甯翊宸定睛看着眼前的小妹妹,穿一件杏黃折枝春柳的長身襖,膝蓋起漏一段煙柳色軟紋的挑線裙子,頭上梳一對兒圓圓的蝴蝶鬏,拿水晶串了纏着,兩邊各墜一顆東珠,甯翊宸打了個哈欠,道“教葛媽媽把你的鬏鬏打散了,梳一對兒鬟去。”
甯翊寰立馬把開繡坊的事忘了“爲甚麽不能梳鬏鬏?”
甯翊宸支着臉“你又不是七八歲,還整日梳着鬏鬏。”
甯翊寰思考了半天,才琢磨出自家大姐姐話的意思來“我才比大姐姐小一歲多,爲甚麽大姐姐做得生意我就做不得?”
甯翊宸問她“你是打算自己繡呢,還是打算請繡娘呢?”
甯翊寰愣了愣“小寰子自己繡。”
甯翊宸笑道“那若是遇上了大宗的訂單,而且還限時間,那你怎麽辦呢?”
甯翊寰鼓了鼓臉“我找葛媽媽幫忙。”
甯翊宸上前掐了掐自家小妹妹的臉“兩個人就忙的過來了?”
甯翊寰臉苦了苦“那……那我還是請繡娘好了。”
甯翊宸又道“宣平可不比京中,有頭有臉的繡娘可就那麽幾個,若是請了來,甯琛立刻就能順藤摸瓜查到這鋪子是咱們開的,順帶了查了其他的鋪子,你便連下幾個月的新夏衫都做不起了。”

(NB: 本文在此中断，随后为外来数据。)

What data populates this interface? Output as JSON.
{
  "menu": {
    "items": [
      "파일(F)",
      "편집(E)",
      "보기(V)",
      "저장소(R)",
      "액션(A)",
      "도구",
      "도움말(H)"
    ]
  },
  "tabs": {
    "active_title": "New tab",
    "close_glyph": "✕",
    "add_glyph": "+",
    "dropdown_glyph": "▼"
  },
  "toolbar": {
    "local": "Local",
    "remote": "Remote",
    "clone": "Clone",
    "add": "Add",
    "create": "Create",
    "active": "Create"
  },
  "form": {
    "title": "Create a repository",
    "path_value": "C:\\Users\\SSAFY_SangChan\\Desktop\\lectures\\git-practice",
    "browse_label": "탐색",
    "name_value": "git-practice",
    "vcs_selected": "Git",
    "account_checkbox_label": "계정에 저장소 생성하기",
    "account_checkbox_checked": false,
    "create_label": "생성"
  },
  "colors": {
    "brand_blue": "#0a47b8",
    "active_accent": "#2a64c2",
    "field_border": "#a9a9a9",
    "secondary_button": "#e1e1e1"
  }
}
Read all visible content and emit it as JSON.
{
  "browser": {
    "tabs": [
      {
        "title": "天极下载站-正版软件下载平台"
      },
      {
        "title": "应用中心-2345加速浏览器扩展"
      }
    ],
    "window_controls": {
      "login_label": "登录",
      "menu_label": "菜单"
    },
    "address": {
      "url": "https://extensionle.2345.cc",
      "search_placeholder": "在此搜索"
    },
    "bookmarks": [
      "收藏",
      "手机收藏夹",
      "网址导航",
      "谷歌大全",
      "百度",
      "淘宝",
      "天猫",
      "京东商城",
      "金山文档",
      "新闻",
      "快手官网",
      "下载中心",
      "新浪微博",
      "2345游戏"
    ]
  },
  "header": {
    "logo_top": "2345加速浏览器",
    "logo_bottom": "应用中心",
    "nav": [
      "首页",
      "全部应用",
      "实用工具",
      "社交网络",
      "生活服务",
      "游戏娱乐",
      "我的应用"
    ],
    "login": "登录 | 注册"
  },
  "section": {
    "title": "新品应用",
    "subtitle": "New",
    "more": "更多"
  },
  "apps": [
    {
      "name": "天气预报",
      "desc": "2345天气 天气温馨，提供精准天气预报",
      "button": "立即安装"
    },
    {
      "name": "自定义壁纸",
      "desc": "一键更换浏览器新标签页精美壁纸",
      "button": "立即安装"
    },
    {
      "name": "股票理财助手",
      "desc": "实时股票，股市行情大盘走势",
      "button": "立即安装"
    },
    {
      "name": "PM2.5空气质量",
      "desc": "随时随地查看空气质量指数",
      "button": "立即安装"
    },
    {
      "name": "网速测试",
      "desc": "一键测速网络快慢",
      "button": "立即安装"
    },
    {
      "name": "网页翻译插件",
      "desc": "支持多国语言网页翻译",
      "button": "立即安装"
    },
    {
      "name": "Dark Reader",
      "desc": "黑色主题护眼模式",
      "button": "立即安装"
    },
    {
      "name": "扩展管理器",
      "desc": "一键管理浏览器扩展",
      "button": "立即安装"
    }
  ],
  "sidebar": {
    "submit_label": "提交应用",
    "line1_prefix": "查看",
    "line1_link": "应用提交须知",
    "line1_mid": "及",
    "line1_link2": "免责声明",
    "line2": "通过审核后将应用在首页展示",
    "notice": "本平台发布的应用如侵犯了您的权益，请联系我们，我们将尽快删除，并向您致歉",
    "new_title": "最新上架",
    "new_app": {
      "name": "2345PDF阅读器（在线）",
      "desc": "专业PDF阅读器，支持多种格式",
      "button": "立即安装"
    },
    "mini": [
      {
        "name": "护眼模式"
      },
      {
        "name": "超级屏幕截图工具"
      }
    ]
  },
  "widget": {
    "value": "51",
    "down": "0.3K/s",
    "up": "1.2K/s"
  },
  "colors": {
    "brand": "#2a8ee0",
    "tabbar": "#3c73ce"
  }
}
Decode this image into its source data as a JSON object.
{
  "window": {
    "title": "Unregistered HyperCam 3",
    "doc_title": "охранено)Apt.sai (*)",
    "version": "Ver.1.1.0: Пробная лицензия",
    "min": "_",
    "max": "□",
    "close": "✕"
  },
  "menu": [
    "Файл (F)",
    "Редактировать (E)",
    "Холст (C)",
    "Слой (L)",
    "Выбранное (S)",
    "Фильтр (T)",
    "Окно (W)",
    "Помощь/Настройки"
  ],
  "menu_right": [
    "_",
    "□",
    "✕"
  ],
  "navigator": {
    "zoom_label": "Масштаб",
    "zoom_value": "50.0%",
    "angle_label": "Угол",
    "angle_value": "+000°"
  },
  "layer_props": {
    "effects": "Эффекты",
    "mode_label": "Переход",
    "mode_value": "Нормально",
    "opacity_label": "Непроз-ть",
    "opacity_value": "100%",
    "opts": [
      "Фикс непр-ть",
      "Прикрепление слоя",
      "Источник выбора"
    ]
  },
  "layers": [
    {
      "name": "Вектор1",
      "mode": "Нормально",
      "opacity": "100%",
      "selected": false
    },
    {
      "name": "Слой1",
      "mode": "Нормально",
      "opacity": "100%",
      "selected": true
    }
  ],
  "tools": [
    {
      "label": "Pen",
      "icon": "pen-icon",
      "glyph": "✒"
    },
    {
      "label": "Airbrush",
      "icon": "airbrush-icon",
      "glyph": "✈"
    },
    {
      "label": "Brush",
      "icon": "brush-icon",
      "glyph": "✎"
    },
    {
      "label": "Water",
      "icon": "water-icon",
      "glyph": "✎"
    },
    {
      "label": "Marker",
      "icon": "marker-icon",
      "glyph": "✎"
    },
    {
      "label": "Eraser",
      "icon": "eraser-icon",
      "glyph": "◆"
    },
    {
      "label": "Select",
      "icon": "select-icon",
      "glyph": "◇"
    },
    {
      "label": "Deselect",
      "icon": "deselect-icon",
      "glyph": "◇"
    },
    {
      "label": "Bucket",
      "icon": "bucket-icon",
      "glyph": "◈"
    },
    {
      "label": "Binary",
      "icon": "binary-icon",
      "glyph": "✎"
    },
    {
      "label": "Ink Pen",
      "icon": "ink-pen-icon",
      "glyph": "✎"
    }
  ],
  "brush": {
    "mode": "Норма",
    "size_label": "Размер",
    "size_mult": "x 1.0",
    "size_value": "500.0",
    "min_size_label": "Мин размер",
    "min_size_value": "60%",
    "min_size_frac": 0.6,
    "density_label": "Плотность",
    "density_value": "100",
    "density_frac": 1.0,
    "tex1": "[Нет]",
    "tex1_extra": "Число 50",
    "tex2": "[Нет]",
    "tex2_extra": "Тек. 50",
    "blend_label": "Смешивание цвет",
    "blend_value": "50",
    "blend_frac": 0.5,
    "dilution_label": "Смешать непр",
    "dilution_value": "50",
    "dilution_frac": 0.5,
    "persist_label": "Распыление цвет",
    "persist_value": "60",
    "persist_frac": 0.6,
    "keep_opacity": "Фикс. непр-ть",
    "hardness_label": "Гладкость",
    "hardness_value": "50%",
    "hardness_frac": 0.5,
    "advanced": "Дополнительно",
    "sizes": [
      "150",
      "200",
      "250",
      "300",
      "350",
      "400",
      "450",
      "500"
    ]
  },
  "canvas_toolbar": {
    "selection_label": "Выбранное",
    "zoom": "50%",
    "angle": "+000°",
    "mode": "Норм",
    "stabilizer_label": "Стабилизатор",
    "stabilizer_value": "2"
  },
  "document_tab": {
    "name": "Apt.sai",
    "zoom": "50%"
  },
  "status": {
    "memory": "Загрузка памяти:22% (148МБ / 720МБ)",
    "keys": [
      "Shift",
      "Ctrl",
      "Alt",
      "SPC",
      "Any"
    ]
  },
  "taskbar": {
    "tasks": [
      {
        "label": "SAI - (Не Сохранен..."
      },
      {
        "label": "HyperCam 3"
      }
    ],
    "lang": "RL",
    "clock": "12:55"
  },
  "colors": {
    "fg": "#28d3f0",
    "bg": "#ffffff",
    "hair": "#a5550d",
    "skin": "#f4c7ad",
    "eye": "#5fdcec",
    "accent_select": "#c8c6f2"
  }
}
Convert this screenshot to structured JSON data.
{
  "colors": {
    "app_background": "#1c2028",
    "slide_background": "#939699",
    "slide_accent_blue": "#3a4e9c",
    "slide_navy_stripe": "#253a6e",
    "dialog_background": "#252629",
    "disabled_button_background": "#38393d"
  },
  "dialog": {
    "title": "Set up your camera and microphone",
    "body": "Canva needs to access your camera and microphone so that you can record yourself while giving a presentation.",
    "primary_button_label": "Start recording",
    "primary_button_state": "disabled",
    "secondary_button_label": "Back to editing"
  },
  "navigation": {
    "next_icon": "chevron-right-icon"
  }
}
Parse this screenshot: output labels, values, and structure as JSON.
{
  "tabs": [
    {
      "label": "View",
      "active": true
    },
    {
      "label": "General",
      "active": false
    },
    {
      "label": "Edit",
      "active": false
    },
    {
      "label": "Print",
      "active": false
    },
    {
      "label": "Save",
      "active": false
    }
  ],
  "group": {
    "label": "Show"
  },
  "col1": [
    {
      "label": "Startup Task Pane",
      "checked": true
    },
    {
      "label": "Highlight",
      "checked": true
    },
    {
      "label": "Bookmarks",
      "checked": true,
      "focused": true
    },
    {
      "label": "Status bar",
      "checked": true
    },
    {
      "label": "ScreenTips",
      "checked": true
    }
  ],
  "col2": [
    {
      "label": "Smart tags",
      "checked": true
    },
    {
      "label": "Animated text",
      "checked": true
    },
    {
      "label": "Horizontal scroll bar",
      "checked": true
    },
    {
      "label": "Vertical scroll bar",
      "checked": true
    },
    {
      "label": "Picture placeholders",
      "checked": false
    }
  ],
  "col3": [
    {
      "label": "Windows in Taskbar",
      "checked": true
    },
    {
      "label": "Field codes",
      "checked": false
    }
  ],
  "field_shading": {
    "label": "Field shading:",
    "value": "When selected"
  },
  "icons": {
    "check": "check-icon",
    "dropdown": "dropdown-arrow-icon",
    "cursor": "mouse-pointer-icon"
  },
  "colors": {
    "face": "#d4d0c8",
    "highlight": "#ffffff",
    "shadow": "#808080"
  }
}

甯琛原本就對女兒家衣裳疏之又疏,顔色瞧着差不多他都分不清是兩件不同的衣裳,是以甯翊宸從來不短着自己和自家妹妹的衣裳穿。
甯翊宸見自家小妹妹一臉懵,覺得這話威懾力不夠,忙将臉一闆“你端午時就連粽子都吃不上了!”甯翊寰一驚,正思索着,便被葛媽媽拖出去重新梳頭了。
小姑娘很郁悶所以,所以到底怎樣才可以吃上青團……
那邊廂甯翊寰鬧着吃不上青團,陸冥之這邊卻是燕齊諧鬧着喝不上酒。
陸冥之“不許喝!”十五歲的少年郎身量抽高了一些,雖隻是着短褐,但也顯得長身玉立,氣度不凡。
燕齊諧皺着臉“你怎麽能這樣呢?你說我一個釀酒壇子旁邊長大的,喝不上酒不是很難受嗎?”
陸冥之一個白眼翻過去“就你一天到晚喝酒跟喝水似的。”
燕齊諧道“不如我自己去釀一壇,埋到鎮遠門牆根地下,等咱們出了宣平,就挖出來喝,你覺得可好?”
陸冥之道“有何不可?”他頓了一頓,“不過現在将軍叫咱們過去,你還是趕緊走路好了,酒的事咱們等會兒再說。”
陸冥之一路推着“啊啊啊啊啊我好想釀酒”的燕齊諧,到了霍三元的帳中,眼見霍三元一臉慈父笑容,燕齊諧趕忙站好,釀酒亂七八糟的就抛到腦後去了。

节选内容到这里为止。